All of us can change. All of us can change for the better, at any point. I believe this, but what is certainly true is that we can be made foreign to ourselves, suddenly, by illness, accident, misadventure, or hormonal caprice. I am four, and my mother tells me this story about myself: that when I was born my hair was black and thick. At the age of five I mourn for it, weaving in my mind the ghost of a black plait that trails over my right shoulder. Once, I say to myself, I was a Red Indian. I get a feathered headdress and a tepee, bought for me in Manchester: so clear am I about my new requirements, about my antecedents. The tepee is erected in the middle of my grandmother’s floor and in it I have a small chair and small table. People step around me. I take my meals in the tepee, and believe my hands are brown, as they wield the spoon. But already it feels like a game, whereas in some previous time, in another life, I believe I had a right to this kit. I know that there is no truth in this belief. But it has created in me a complex emotion; what I feel,
for the first time, is nostalgia.
It is 1957. Davy Crockett is all the go. I get a fur hat with a tail. We sing a stupid song that says Davy, Davy Crockett, is king of the wild frontier. It makes me want to laugh but I’m not sure who the joke’s on. We sing he killed a bear when he was only three. Somehow I doubt it. Even I didn’t do that.

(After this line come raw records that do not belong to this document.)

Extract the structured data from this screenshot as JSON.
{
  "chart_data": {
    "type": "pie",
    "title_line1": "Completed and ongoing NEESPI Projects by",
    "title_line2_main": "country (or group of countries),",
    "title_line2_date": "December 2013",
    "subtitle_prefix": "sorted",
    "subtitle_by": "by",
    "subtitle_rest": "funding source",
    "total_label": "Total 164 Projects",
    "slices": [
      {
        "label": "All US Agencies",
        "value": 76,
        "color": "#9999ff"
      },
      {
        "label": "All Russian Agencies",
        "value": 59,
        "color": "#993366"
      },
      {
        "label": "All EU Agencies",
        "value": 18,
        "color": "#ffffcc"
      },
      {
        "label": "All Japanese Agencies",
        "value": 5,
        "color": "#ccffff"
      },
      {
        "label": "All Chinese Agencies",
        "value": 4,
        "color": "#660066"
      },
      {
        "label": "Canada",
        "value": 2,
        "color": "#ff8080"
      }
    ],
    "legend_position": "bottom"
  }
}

Where are the knights of the Round Table? In abeyance, while I get to grips with how the West was won. Now another thing occurs. I make a fuss! It is related to my role in life. When exactly do I become a boy?

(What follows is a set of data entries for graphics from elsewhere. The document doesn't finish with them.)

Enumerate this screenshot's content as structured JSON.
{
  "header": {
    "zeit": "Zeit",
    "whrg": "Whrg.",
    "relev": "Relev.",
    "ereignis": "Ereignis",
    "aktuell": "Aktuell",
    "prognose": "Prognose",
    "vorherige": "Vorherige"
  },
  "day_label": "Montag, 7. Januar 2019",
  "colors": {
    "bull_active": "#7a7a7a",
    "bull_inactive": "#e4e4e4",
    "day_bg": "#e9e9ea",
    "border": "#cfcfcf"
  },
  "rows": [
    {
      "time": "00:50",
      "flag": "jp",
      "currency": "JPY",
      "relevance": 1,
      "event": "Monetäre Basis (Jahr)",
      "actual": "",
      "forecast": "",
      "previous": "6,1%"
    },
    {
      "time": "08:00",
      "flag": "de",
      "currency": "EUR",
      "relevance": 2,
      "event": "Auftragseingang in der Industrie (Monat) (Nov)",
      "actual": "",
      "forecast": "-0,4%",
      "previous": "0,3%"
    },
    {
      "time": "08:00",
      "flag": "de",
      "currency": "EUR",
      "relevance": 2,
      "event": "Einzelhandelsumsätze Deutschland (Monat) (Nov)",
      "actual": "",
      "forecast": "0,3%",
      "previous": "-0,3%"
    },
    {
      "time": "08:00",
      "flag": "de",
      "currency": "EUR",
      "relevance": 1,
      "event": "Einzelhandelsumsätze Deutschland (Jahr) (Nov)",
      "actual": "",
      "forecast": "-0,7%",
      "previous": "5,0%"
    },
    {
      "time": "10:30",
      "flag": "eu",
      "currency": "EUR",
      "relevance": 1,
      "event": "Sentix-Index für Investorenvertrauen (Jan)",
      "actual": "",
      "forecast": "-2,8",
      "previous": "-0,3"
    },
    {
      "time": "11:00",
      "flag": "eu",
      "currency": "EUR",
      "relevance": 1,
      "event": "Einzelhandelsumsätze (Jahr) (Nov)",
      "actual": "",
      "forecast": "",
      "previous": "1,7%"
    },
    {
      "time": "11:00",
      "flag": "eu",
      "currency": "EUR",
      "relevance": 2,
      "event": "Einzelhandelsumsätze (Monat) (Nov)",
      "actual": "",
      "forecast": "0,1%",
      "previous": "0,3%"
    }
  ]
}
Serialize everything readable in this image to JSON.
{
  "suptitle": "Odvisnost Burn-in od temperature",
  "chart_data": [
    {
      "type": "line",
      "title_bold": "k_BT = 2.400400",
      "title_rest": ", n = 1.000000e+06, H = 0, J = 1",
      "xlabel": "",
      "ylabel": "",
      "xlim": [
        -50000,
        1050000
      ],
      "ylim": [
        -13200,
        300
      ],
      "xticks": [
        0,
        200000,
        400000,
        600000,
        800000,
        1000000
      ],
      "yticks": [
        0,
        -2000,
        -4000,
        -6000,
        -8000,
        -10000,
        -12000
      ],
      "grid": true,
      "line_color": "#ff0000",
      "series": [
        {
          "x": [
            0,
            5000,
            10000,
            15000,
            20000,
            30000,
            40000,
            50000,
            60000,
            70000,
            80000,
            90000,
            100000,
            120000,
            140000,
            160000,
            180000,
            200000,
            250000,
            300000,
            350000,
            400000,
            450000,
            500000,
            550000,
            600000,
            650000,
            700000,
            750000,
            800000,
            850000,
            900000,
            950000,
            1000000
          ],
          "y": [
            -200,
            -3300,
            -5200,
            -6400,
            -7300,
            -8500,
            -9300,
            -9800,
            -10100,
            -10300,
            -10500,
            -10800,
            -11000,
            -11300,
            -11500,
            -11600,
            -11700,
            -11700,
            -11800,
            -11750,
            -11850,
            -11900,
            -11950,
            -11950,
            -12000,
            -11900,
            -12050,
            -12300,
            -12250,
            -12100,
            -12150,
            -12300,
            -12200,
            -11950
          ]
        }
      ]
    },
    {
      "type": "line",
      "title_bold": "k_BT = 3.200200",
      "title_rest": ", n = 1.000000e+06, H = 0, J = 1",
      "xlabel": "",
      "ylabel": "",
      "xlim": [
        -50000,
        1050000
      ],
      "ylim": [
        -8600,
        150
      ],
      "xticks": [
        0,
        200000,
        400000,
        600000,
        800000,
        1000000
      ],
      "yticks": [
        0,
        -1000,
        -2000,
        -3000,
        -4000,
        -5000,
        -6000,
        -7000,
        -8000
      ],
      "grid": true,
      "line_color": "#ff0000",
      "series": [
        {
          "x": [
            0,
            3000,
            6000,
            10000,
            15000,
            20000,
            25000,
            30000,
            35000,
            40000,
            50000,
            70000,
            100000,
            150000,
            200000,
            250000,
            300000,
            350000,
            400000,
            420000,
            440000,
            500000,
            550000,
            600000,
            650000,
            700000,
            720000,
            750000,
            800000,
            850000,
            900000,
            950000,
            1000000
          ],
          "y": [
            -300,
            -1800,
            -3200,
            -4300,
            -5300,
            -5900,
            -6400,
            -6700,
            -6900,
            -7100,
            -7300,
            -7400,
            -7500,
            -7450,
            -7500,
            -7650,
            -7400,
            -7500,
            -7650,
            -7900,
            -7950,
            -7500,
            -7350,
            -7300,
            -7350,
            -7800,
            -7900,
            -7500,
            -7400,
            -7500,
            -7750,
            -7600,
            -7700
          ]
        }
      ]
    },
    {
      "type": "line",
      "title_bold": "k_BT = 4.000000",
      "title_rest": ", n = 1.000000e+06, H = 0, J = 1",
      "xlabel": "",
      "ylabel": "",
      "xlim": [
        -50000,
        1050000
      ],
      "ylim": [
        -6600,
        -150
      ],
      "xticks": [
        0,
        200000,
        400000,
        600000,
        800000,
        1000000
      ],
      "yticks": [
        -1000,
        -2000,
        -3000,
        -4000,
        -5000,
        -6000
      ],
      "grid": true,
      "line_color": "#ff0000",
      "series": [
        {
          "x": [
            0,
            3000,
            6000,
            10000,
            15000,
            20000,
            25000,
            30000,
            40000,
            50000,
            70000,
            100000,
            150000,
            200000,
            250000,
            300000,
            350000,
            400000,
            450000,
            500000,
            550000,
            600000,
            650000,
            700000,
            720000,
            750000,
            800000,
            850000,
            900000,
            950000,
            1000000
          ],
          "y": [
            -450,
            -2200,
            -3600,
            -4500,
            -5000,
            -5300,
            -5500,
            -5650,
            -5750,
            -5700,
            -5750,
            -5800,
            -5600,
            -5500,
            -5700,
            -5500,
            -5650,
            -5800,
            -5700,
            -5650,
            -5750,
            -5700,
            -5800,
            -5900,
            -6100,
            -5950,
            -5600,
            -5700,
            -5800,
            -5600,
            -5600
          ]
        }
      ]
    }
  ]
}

My mother and father have been to Manchester, without me. We have brought you a present, they say, as they take off their coats. What is it? Well, it is a cottage set. It is taken out, extracted from a long cardboard box which has a cellophane window to show its contents. It is a doll’s tea set, a teapot, milk jug, and sugar bowl made to look like rustic cottages, with little doors and windows: though only the teapot has a roof, a thatched one. I am puzzled at first—what is the use of it or where is the amusement to be derived? Then they say, we have bought your cousin Christopher a shooting range! A shooting range? I open my mouth and bawl. Shooting range!
Well! I can hear them saying. She did make a fuss! We had to give it her!
The shooting range consisted of a metal bar on a stand, which you placed on the carpet. On the bar swung four crude animal shapes made of molded plastic, painted in primary colors. I only remember the owl; perhaps it was the only one I recognized, or perhaps I knew that people don’t shoot owls. You were supplied with a tiny rifle, which shot out a cork. You had to lie on your belly, very close, if you were going to hit the animals; you knew you had hit them if you made them swing on the bar. That was all there was to it. I found the thing tame. I had thought “a shooting range” would entail actual destruction. Slaughter.